Tunable room temperature magnetic skyrmions in centrosymmetric kagome magnet Mn4Ga2Sn

The successful realization of skyrmion-based spintronic devices depends on the easy manipulation of underlying magnetic interactions in the skyrmion-hosting materials. Although the mechanism of skyrmion formation in non-centrosymmetric magnets is comprehensively established, the stabilization process of different skyrmion-like magnetic textures in centrosymmetric magnets needs further investigation. Here, we utilize Lorentz transmission electron microscopy study to report the finding of a tunable skyrmion lattice up to room temperature in a centrosymmetric kagome ferromagnet Mn4Ga2Sn. We demonstrate that a controlled switching between the topological skyrmions and non-topological type-II magnetic bubbles can be realized at the optimal magnetic anisotropy. We find that the topological skyrmions are the energetically most stable magnetic objects in the centrosymmetric hexagonal magnets, whereas application of in-plane magnetic field stabilizes type-II magnetic bubbles as an excited state. The present study is a significant step towards understanding of the skyrmion stabilization mechanism in centrosymmetric materials for their future applications. Skyrmions are vortex-like magnetic textures typically observed in non-centrosymmetric systems, i.e. those with no centre of inversion.

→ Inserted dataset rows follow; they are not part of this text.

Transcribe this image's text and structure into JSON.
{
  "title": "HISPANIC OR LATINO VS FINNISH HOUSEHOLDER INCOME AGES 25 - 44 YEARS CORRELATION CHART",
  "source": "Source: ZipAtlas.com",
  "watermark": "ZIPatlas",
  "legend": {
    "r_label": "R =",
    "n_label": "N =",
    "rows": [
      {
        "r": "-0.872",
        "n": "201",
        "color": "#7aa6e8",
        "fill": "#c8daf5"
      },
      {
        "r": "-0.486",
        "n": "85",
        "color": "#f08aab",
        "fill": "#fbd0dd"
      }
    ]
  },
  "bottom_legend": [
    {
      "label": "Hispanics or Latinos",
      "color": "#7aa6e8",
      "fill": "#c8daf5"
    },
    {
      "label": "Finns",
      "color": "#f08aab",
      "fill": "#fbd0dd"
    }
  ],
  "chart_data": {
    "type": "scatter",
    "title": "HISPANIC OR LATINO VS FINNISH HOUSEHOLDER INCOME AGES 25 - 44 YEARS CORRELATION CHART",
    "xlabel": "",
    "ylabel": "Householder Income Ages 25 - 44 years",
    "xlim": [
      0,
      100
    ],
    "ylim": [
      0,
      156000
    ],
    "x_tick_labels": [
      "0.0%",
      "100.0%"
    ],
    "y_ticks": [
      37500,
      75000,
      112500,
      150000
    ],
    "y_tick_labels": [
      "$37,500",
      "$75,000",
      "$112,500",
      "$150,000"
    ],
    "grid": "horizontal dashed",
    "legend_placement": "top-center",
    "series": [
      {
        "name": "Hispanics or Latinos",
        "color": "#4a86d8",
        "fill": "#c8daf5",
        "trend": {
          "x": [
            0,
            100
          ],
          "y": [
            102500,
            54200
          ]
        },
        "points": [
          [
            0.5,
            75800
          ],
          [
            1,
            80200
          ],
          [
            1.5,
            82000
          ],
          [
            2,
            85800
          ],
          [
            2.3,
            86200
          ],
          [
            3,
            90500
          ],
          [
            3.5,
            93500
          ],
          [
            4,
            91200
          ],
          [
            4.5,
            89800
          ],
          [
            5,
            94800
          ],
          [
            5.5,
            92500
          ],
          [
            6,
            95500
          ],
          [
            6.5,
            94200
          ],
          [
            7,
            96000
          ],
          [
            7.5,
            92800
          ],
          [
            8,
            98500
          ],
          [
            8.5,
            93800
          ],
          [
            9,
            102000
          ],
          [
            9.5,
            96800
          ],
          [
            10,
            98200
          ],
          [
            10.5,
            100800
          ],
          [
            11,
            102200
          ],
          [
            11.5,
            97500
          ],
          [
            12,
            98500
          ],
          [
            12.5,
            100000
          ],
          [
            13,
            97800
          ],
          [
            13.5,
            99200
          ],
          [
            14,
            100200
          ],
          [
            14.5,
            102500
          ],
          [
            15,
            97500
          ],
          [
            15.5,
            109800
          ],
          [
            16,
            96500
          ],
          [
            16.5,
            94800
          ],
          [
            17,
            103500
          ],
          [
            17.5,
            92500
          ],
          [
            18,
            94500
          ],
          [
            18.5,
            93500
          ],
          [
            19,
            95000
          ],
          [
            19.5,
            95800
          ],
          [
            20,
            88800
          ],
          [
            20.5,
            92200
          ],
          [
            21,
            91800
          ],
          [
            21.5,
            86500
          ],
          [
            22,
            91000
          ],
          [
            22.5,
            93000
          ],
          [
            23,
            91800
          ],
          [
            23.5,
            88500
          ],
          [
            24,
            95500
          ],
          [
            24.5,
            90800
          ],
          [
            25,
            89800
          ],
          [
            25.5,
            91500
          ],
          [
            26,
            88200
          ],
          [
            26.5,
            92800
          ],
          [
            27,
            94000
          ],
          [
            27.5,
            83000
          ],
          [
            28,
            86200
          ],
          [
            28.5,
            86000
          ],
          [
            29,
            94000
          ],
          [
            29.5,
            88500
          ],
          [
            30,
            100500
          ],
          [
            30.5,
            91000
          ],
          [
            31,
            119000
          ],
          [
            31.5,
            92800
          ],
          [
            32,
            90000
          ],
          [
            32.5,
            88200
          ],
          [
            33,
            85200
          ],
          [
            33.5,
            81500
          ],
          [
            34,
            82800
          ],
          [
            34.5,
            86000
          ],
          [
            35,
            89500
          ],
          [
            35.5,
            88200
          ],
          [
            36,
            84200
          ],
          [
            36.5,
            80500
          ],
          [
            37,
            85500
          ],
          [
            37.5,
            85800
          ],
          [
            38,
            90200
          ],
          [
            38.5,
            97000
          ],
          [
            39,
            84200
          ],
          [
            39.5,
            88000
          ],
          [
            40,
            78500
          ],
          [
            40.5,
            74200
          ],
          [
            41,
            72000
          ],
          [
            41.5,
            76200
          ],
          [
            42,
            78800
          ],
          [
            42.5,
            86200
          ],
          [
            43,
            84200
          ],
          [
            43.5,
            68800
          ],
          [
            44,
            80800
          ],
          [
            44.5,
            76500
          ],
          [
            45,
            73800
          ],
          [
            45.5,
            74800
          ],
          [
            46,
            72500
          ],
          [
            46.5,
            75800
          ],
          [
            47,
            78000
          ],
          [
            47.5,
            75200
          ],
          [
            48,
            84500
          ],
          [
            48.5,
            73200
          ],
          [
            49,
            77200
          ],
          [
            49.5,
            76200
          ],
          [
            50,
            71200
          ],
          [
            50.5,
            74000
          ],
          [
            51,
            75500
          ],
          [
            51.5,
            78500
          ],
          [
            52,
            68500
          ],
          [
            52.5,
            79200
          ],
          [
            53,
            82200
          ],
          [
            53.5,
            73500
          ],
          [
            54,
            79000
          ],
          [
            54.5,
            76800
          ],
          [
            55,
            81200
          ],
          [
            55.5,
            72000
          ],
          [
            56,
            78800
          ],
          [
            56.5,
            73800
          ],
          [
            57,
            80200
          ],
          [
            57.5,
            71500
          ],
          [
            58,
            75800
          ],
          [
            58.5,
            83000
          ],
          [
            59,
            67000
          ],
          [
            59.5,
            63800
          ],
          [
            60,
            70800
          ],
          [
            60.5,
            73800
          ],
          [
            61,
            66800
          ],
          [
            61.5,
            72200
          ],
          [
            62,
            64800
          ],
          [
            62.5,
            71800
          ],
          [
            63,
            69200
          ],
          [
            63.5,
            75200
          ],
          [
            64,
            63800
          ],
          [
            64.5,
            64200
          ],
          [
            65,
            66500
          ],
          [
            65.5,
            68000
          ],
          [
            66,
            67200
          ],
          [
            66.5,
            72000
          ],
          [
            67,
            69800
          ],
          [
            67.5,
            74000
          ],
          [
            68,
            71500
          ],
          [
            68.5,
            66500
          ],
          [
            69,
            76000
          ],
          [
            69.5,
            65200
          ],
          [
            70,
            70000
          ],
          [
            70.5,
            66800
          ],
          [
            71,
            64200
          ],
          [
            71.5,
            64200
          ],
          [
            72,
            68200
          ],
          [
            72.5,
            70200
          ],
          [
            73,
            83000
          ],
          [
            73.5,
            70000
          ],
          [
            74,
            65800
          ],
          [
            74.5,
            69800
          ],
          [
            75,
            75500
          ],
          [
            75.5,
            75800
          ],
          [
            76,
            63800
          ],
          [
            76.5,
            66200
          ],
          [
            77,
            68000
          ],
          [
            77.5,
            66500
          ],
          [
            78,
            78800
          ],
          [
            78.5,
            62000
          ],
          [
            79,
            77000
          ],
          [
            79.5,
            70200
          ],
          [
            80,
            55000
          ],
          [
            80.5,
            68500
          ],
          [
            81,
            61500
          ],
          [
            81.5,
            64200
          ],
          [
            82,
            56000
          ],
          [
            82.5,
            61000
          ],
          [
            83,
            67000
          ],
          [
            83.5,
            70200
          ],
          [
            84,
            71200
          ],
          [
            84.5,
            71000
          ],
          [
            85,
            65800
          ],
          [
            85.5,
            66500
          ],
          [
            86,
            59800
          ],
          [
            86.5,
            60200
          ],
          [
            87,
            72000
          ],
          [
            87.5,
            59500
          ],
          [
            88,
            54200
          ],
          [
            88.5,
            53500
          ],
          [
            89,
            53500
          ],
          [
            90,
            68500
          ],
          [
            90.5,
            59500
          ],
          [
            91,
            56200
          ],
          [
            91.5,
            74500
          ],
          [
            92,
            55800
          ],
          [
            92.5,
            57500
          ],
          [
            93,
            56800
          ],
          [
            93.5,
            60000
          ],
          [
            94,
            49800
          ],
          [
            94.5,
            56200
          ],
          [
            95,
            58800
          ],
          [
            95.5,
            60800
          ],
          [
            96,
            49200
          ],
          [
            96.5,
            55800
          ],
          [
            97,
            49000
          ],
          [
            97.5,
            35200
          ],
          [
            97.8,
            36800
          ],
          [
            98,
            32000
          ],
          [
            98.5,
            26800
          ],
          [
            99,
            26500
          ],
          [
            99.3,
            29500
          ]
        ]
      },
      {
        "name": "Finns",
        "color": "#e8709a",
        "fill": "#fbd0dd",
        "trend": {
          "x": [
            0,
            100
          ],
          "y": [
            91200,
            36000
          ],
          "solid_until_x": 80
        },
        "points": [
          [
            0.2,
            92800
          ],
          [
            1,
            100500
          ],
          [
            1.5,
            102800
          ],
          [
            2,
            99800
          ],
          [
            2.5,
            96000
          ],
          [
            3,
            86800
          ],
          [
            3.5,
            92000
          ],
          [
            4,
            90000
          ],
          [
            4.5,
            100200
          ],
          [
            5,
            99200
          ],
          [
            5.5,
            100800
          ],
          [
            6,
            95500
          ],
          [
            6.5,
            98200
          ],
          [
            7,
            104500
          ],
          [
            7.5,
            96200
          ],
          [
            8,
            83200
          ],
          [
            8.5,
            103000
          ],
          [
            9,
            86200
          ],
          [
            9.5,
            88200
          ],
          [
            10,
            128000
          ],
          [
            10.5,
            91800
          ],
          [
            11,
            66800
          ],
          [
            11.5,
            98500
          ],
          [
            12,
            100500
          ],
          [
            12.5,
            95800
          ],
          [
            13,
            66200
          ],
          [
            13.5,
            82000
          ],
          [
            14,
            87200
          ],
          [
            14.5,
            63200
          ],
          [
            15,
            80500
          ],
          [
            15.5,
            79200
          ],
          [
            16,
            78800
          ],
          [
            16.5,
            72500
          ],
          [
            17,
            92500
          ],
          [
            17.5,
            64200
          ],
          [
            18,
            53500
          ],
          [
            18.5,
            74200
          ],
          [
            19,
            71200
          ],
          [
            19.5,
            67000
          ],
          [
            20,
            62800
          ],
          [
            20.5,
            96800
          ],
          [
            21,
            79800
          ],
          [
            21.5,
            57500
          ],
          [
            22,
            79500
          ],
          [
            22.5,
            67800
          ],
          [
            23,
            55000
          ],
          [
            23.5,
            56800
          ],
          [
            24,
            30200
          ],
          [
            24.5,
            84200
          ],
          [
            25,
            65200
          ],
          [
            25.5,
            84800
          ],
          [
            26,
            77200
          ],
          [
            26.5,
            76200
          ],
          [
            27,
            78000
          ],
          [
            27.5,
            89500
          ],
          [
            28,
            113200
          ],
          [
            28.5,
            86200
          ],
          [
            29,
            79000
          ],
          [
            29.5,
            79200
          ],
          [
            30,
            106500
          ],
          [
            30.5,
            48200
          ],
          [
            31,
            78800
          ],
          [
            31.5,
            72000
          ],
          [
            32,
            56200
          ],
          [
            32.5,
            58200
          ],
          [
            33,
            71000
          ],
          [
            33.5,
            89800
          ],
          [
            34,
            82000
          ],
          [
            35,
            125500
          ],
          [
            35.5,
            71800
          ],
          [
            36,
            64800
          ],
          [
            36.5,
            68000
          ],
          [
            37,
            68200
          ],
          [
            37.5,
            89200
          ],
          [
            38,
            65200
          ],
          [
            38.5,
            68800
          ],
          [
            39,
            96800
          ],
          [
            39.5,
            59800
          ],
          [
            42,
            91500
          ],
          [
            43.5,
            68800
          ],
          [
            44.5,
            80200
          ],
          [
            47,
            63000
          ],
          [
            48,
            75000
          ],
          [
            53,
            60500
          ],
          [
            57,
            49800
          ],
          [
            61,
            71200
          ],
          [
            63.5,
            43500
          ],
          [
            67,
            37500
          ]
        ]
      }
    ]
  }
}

Here, using Lorentz transmission electron microscopy supported with micromagnetic simulations the authors report the observation of skyrmion lattices in the centrosymmetric kagome ferromagnet Mn4Ga2Sn, where a controlled switching between the topological skyrmions and non-topological type-II magnetic bubbles can be realized by manipulating the in-plane magnetic field at the optimal magnetic anisotropy.